The European first of the exhibition is the fact that it will be visited, in its virtual form, by means of the mobile phone and the new computer programmes. “The introduction of the new technologies makes people fear that novelty will destroy tradition …
From all these collective fears one can infer that a new support rather stimulates, refines, diversifies our forms of communicating and keeping our collective memory in place and I think that the exhibition we are opening is a good example in this respect,” said Minister of Foreign Affairs Teodor Baconschi, who attended the above-mentioned event.
He said that, in this formula, one can culturally export, in the virtual environment, Romania’s almost entire patrimony, considering the fact that many goals and elements of the national patrimony, some of them selected by the UNESCO, are very little known abroad.
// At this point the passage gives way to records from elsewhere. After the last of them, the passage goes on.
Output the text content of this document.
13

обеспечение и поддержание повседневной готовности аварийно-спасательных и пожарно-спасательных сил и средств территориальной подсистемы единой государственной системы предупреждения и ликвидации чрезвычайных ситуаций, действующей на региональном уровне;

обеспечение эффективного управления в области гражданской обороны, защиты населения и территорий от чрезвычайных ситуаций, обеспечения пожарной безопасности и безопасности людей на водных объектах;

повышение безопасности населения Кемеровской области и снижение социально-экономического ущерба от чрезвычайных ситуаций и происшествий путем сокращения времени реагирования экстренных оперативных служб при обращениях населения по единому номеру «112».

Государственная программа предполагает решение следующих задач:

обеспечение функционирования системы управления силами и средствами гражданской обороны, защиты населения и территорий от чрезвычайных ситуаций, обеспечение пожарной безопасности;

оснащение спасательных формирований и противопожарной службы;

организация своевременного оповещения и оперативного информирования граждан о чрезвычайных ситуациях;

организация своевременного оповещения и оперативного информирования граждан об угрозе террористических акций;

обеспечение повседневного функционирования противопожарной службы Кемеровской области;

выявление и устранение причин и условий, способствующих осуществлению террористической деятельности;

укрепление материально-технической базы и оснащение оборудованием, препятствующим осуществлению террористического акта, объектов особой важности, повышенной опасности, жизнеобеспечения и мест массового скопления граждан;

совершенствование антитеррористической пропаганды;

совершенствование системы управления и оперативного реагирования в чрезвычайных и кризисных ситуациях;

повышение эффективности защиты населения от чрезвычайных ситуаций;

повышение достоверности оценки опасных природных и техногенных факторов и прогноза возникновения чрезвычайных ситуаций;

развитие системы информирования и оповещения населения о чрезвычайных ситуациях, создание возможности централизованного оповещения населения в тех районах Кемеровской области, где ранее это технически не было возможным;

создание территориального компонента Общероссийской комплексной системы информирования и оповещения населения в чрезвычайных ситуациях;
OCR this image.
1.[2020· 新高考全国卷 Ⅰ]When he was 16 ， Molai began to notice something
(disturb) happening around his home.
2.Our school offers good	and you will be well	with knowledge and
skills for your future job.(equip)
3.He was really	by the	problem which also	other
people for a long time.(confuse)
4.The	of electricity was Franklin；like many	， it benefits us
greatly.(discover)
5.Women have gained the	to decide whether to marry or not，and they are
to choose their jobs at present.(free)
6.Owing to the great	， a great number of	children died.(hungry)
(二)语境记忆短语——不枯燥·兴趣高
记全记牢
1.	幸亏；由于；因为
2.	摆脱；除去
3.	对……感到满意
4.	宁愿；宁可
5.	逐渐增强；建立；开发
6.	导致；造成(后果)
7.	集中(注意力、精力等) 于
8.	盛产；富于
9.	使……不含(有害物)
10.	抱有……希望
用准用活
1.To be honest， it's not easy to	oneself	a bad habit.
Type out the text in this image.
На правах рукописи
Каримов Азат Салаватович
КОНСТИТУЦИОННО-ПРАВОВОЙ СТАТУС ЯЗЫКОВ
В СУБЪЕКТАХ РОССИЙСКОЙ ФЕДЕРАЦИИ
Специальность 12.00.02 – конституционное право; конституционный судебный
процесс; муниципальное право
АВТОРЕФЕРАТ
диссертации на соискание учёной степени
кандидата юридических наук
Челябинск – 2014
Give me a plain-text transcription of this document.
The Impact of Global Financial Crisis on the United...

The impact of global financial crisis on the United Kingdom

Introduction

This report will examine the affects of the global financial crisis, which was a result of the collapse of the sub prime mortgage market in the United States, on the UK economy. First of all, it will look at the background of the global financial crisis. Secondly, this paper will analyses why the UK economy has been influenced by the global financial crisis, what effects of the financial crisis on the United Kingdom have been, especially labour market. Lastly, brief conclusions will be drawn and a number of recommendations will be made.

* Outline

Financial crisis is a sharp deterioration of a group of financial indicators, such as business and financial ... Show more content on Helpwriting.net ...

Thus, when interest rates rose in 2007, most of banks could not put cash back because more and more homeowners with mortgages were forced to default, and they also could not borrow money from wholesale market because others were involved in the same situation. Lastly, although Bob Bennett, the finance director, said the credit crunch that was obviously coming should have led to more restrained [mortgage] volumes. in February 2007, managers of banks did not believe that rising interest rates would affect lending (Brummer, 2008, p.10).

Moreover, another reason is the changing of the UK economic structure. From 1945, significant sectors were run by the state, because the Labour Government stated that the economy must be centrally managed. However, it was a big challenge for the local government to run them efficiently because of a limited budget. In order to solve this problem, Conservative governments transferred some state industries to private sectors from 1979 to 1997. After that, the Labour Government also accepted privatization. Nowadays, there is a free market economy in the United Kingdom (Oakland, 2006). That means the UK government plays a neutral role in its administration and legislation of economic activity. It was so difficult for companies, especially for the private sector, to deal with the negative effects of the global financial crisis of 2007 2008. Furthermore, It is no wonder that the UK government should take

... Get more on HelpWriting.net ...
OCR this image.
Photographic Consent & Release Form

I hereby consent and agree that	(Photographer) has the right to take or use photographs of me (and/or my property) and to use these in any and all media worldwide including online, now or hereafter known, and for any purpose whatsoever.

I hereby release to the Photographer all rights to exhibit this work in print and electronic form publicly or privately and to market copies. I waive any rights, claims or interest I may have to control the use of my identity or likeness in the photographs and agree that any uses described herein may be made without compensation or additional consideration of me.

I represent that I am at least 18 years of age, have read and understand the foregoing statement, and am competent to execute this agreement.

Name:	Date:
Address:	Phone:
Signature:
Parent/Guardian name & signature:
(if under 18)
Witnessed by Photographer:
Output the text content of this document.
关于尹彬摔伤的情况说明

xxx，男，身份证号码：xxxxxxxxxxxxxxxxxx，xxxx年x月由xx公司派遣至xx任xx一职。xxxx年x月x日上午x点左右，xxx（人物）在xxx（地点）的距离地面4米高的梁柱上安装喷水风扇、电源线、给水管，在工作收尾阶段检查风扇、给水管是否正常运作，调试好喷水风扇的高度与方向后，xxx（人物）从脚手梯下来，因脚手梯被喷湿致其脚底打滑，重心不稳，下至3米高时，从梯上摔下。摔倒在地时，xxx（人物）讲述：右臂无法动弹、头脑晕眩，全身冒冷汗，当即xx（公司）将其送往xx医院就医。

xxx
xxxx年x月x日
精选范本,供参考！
“I think that, by projecting them in the virtual environment, is a good means of attracting, in the future, concurrently with the improvement of Romania’s road infrastructure, numerous real tourists that should discover these values, which were forgotten, neglected or simply ignored,” also said Teodor Baconschi.
The exhibition brings together elements covering a time span of 12,000 years of the human history from the main history museums in Transylvania and Banat and will travel to the cities of Cluj-Napoca, Sibiu, Timisoara, Deva and Sighisoara (all of them in central and western Romania).